Ohnehin lassen sich gerade im 9. und 10. Jahrhundert Räuber und Kaufleute nicht immer so ganz einfach voneinander unterscheiden. Handel und Raub gehörten in jener Zeit eng zusammen. Seit der Mitte des 9. Jahrhunderts erfolgte jedenfalls Angriff über Angriff auf die englische Küste. Die skandinavischen Armeen hatten inzwischen Größenordnungen von bis zu 1000 Mann angenommen. Für die jeweils eilig aufgestellten angelsächsischen Bauernhaufen war diese gut gerüstete Übermacht nicht zu schlagen. Zwar versuchten die angelsächsischen Königreiche sich von der Bedrohung freizukaufen, dennoch fiel 866 Northumbrien in die Hände der Wikinger aus Dänemark.

Die Auseinandersetzung spielte sich im Folgenden zu Lande ab, denn es war den Dänen gelungen, sich im Norden und Osten Englands festzusetzen. Zwar gelang es 954 dem Königreich von Mercien, die dänischen Gebiete zurückzuerobern und die Invasion des normannischen Herzogs Wilhelm des Eroberers im Jahre 1066 gehörte bereits einer anderen Epoche an.

Ähnlich wie in England fielen die Wikinger auch über das europäische Festland, speziell das Frankenreich her. Selbst die mächtigen fränkischen Herrscher fanden kein geeignetes Mittel gegen die schnellen Drachenschiffflotten der Nordmänner. Und so segelten und ruderten diese beinahe unbehelligt auf der Seine und auf der Loire umher, suchten die friesischen Gebiete heim und plünderten die Atlantikküste.

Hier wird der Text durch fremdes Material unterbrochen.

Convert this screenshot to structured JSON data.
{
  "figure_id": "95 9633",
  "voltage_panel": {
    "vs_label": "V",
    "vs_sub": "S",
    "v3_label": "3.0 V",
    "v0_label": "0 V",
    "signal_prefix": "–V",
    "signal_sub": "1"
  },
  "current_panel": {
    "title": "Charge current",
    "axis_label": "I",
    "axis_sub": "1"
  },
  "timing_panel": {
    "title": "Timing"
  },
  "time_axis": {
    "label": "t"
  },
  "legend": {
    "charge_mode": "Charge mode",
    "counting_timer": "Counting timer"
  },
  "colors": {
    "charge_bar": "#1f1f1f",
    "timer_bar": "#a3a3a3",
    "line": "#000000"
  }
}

Der fränkische Mönch Ermentarius von Normoutier beklagte 860, dass die Wikinger Bordeux, Périgueux, Limoges, Angoulême und Toulouse eroberten und Angers, Tours und Orleans ausgelöscht haben.

Paris und andere wichtige Städte wurden eingenommen und starke Festungen dem Erdboden gleich-gemacht. Die Aufzählung des Mönches über eroberte, geplünderte oder zerstörte Städte wollte kein Ende nehmen.

Die Fränkischen Herrscher waren weitgehend macht-los und begannen Wikinger gegen Wikinger einzusetzen. So erhielt Harald vom Karolinger Ludwig dem Frommen 826 eine Landschenkung in Friesland, Haralds Bruder Roric wurde 850 das friesische Dorestadt überlassen.

Karl III übertrug dem Wikinger Rollo ein Gebiet im Osten der heutigen Normandie. Als Rollo 924 die Macht an seinen Sohn weitergab, hatte er bereits den größten Teil der Normandie unterworfen. Bis 933 hatten sich die Normannen schließlich unter Führung Wilhelms die ganze Normandie einverleibt.

Mit der Entstehung der Normannischen und skandinavischen Reiche hatten die wilden Zeiten marodierender Wikingerhorden weitestgehend ihr Ende gefunden. Die nun stattfindenden Kriege waren sicherlich nicht weniger grausem, hatten aber einen anderen Charakter. Nun ging es um Politik, Machtansprüche und territoriale Herrschaft, die mithilfe gut organisierter und ausgerüsteter Heere ausgetragen wurden.